What we need to track is that conversion chain: Parts to PCB assembly, parts (and PCBA) to mechanical assembly, parts (and mechanical assembly) out the door.
For my current purposes, there are three events in this chain: Receive inventory, Create mechanical assembly, Fulfill order. (Note that I'm ignoring the components in the PCBA at this stage, and instead simply tracking the PCBA at the assembly level.) The first of these happens every few months and can be done manually, but the latter two will happen something like ten thousand times this year; it simply needs to be automated.
Luckily, our entire manufacturing process runs online. Our order database runs on Heroku, and each manufacturing cell needs internet connectivity in order to process orders. As a result, I had a perfect opportunity to build a quick and dirty cloud based inventory dashboard.
As these things go, I ended up only having a few days to build the system, and I was pretty sure that the early data would need a good amount of ad hoc massaging (i.e. I would need to use a database that could be manually edited whenever inventory needed to be reconciled). So, Google sheets it was :)
With manual edits being sufficient for receiving (and reconciling) inventory, what I still needed was a way to record inventory events and then send them to Google. The result was two scripts:
- The first records inventory events in a CSV that's stored locally to the event (on the manufacturing cell's Raspberry Pi). Each record contains a timestamp, the event type, and some username (either a string that's passed in as an argument or the Pi's hostname, which is unique).
- The second script parses the CSV line by line and updates our Google sheet for each inventory event.
Our Google spreadsheet contains many sheets: One for each inventory part/assembly, and a dashboard which sums up the current stock on hand for all parts/assemblies. As a result, our second script needs to make multiple updates for each line in the CSV. This took a bit of fiddling to get right (note: appending rows one by one is slow), but now the whole process only takes a few seconds, even with 1-200 events (which is about what one manufacturing cell can do in a day) to update.
The result is simple, but powerful: A real time (or nearly real time - the second script currently runs once a day on a cron task, as there's really no need for more granular data) dashboard showing on hand inventory of 8 different items:
This will eventually get a few updates. The most important one is to track inventory of the two manufacturing locations (Massachusetts and Brooklyn) independently - a relatively easy task.

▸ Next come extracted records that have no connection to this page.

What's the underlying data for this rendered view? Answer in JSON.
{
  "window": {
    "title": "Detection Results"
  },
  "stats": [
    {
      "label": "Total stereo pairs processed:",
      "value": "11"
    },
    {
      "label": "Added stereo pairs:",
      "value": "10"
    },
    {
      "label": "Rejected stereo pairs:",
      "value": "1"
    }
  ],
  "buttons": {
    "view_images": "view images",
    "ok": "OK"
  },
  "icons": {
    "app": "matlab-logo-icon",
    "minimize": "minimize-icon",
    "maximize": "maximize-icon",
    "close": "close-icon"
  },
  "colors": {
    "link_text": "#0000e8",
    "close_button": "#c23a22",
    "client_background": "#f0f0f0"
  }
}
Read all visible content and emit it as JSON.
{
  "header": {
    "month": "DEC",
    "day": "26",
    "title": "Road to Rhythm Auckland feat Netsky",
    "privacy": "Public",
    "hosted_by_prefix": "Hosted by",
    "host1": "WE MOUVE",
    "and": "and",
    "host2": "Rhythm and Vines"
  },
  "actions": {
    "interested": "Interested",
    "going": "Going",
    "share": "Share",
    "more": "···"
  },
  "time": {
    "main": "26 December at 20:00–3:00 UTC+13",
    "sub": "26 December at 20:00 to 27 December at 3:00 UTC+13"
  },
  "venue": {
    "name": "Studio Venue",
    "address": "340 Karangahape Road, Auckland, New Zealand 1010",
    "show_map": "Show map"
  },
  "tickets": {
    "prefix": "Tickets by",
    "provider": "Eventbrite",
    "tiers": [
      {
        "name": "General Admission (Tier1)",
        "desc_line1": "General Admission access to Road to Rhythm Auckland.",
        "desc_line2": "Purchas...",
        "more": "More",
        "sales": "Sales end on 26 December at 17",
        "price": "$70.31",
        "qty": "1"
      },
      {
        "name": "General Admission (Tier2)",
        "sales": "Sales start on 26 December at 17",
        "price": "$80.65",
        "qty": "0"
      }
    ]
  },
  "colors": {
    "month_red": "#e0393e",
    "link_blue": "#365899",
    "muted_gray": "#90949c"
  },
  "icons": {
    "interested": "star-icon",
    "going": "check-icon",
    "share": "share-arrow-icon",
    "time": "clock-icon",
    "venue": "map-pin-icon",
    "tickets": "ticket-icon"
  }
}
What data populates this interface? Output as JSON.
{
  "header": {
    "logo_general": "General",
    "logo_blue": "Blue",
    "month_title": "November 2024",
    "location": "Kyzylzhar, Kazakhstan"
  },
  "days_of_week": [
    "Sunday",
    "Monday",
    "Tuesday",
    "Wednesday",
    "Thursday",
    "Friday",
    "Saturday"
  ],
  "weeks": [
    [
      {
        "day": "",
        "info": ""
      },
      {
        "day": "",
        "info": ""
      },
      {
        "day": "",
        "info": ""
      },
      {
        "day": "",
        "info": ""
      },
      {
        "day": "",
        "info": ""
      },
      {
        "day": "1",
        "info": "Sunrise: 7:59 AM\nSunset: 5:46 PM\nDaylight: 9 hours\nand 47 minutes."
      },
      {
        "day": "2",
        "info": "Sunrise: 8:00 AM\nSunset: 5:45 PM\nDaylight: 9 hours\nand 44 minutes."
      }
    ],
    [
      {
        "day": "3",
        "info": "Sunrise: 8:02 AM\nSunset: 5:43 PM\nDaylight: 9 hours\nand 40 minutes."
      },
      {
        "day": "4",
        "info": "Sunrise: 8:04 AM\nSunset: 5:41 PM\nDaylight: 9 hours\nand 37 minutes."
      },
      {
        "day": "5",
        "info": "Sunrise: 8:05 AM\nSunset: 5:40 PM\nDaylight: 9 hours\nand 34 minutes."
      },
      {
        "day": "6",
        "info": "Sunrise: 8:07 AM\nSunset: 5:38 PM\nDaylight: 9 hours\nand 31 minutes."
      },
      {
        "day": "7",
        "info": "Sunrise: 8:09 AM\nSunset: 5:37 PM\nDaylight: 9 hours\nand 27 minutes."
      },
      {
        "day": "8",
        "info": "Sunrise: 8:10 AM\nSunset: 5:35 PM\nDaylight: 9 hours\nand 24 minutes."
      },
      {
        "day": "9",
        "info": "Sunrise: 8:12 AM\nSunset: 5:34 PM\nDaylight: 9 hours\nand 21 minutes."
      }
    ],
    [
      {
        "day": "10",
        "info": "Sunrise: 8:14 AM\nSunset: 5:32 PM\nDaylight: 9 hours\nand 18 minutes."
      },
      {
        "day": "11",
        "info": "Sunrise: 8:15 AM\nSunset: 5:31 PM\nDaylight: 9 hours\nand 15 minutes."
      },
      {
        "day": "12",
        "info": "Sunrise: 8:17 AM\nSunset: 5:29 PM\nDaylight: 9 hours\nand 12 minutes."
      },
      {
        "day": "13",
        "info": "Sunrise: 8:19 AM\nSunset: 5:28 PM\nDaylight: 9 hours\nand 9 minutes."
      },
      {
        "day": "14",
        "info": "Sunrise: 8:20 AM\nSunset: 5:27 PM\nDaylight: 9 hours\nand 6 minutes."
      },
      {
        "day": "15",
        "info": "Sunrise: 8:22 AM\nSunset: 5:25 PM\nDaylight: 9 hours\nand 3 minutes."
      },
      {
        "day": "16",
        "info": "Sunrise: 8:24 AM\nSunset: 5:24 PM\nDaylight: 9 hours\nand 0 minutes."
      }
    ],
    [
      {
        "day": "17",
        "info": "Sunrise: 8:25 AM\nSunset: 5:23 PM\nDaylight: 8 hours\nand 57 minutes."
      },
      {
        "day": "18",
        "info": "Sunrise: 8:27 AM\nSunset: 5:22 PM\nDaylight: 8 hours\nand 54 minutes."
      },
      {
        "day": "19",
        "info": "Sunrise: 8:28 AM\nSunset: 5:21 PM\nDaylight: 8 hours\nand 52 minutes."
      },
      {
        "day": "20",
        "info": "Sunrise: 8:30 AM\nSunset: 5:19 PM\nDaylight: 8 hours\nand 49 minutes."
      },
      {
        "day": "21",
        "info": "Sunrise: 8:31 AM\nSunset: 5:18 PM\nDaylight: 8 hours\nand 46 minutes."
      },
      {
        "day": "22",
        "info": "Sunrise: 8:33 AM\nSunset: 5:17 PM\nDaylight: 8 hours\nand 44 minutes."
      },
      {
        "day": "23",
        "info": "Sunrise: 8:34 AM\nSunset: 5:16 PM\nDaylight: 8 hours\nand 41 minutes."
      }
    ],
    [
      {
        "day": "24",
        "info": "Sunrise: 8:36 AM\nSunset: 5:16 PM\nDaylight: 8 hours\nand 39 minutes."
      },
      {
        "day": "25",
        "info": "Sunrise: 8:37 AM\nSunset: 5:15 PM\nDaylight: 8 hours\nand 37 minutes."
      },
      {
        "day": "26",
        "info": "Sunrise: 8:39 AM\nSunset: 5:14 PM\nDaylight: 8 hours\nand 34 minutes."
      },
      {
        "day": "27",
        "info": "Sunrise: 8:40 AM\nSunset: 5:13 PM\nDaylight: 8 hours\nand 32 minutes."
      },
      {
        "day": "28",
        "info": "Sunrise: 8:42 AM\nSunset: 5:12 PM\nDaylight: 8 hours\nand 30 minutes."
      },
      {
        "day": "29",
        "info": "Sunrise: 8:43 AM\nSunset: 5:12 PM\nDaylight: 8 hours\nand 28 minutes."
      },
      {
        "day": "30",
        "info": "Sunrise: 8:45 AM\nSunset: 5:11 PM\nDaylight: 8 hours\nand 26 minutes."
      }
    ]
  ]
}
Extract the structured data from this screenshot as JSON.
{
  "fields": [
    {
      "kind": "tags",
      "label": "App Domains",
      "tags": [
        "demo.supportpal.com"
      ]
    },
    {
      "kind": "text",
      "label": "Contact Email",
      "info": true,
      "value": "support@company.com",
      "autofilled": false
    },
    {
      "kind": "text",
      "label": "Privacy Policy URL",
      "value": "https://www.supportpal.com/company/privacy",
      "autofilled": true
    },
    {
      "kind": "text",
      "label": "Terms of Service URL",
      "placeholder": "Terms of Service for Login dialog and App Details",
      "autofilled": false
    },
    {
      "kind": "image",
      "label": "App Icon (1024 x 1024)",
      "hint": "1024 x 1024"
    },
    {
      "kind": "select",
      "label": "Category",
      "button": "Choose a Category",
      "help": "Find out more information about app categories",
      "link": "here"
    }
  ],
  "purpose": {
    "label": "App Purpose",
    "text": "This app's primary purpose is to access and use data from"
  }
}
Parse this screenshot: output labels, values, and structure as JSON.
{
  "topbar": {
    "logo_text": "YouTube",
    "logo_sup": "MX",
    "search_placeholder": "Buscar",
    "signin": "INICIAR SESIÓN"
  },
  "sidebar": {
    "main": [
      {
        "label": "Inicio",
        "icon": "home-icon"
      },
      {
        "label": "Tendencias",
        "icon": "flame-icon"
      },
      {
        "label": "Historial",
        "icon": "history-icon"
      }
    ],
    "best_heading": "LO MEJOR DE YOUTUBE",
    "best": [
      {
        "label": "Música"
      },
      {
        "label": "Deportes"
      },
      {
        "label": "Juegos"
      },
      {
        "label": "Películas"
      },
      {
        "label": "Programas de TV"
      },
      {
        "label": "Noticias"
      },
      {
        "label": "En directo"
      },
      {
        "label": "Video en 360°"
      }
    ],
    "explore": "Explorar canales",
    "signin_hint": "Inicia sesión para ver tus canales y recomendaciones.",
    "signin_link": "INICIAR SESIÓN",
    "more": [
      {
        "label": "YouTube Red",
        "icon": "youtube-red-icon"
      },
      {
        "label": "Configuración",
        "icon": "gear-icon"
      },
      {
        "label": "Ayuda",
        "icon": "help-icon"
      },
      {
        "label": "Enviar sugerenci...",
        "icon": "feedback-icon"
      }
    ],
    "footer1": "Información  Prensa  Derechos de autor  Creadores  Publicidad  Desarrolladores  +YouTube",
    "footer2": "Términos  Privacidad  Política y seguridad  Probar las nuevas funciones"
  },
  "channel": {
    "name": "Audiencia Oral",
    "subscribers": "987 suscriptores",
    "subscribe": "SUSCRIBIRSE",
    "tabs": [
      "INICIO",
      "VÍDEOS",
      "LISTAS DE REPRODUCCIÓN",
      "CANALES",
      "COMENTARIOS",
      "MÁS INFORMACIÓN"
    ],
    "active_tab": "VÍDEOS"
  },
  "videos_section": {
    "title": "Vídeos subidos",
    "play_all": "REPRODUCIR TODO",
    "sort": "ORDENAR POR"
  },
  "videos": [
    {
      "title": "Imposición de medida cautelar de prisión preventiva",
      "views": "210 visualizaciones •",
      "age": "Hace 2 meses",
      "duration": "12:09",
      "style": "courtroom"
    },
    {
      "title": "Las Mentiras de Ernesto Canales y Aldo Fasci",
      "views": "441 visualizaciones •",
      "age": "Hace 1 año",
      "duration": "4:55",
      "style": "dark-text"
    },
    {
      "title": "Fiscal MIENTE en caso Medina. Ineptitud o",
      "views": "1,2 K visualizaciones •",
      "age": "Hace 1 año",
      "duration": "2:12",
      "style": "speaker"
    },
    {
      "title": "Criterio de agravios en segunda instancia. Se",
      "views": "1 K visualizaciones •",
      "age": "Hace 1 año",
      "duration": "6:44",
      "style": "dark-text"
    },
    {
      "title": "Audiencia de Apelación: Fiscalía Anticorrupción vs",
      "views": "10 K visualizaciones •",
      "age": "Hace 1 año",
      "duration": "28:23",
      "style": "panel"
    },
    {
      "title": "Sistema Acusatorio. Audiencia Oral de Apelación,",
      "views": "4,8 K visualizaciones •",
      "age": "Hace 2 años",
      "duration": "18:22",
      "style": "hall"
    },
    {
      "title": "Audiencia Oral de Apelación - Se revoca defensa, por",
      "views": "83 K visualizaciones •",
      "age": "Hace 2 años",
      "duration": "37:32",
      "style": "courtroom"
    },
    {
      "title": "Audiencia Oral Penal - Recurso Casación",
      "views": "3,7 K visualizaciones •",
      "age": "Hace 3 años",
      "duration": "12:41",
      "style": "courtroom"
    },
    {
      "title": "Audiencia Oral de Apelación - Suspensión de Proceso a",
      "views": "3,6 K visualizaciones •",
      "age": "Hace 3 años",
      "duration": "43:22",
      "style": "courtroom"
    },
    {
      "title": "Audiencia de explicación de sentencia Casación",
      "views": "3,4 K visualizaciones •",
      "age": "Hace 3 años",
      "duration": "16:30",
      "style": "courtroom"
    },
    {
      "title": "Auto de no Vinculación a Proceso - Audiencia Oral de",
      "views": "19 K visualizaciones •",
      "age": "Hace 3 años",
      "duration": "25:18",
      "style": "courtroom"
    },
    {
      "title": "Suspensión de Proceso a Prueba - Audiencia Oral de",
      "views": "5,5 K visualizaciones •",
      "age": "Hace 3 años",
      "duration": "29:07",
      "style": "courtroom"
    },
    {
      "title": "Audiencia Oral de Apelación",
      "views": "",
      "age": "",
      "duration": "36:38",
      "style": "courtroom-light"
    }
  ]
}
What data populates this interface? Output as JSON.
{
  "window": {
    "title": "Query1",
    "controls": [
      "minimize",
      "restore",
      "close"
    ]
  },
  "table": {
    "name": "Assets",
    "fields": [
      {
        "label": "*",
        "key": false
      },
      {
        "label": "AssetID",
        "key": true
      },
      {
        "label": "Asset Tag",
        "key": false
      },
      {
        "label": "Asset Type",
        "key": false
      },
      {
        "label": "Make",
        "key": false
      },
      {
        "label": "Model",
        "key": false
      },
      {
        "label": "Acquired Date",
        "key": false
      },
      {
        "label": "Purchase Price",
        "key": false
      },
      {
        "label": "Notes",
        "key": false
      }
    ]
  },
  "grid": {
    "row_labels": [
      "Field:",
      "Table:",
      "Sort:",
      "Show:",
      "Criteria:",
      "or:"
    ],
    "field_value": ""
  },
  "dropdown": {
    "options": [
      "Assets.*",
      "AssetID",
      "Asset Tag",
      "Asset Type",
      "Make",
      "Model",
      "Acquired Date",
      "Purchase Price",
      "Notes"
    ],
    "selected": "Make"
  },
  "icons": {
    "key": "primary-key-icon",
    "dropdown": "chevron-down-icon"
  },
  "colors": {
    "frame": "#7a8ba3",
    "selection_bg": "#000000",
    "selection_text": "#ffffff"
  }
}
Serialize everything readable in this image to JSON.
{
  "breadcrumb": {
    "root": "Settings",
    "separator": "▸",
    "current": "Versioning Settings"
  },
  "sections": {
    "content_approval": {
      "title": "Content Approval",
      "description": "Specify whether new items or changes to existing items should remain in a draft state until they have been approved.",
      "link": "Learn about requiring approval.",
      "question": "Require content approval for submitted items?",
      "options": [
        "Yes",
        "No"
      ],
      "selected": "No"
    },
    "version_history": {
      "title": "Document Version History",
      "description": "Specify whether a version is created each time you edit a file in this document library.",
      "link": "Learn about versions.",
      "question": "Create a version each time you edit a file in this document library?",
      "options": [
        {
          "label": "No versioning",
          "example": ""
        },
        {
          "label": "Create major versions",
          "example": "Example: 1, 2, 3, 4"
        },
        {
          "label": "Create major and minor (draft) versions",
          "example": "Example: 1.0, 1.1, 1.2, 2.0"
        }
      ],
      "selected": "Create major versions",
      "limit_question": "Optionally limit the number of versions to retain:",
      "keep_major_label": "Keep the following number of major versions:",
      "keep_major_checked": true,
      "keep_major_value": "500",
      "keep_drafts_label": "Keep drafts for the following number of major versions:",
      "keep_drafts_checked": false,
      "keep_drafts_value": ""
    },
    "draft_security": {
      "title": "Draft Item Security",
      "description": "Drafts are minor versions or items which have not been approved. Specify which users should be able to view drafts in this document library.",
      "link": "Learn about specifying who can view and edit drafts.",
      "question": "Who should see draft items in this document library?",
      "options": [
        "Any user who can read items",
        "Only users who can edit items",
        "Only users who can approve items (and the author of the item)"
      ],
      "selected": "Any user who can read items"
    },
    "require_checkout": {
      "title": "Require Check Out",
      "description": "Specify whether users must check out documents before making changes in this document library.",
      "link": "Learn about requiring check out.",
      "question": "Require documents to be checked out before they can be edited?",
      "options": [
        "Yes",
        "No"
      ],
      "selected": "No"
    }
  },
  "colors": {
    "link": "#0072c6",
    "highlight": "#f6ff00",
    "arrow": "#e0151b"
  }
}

I'll probably also create an interface for reconciling inventory, which is currently done by manually adding reconcile rows (instead it could probably be done by removing all old inventory events and adding a single "starting inventory" row). Lastly, there's a high likelihood that the work being done in the inventory scripts ends up being integrated directly into Tulip, which is already handling the vast majority of our operations.
But even without those improvements, these two simple scripts form an incredible tool.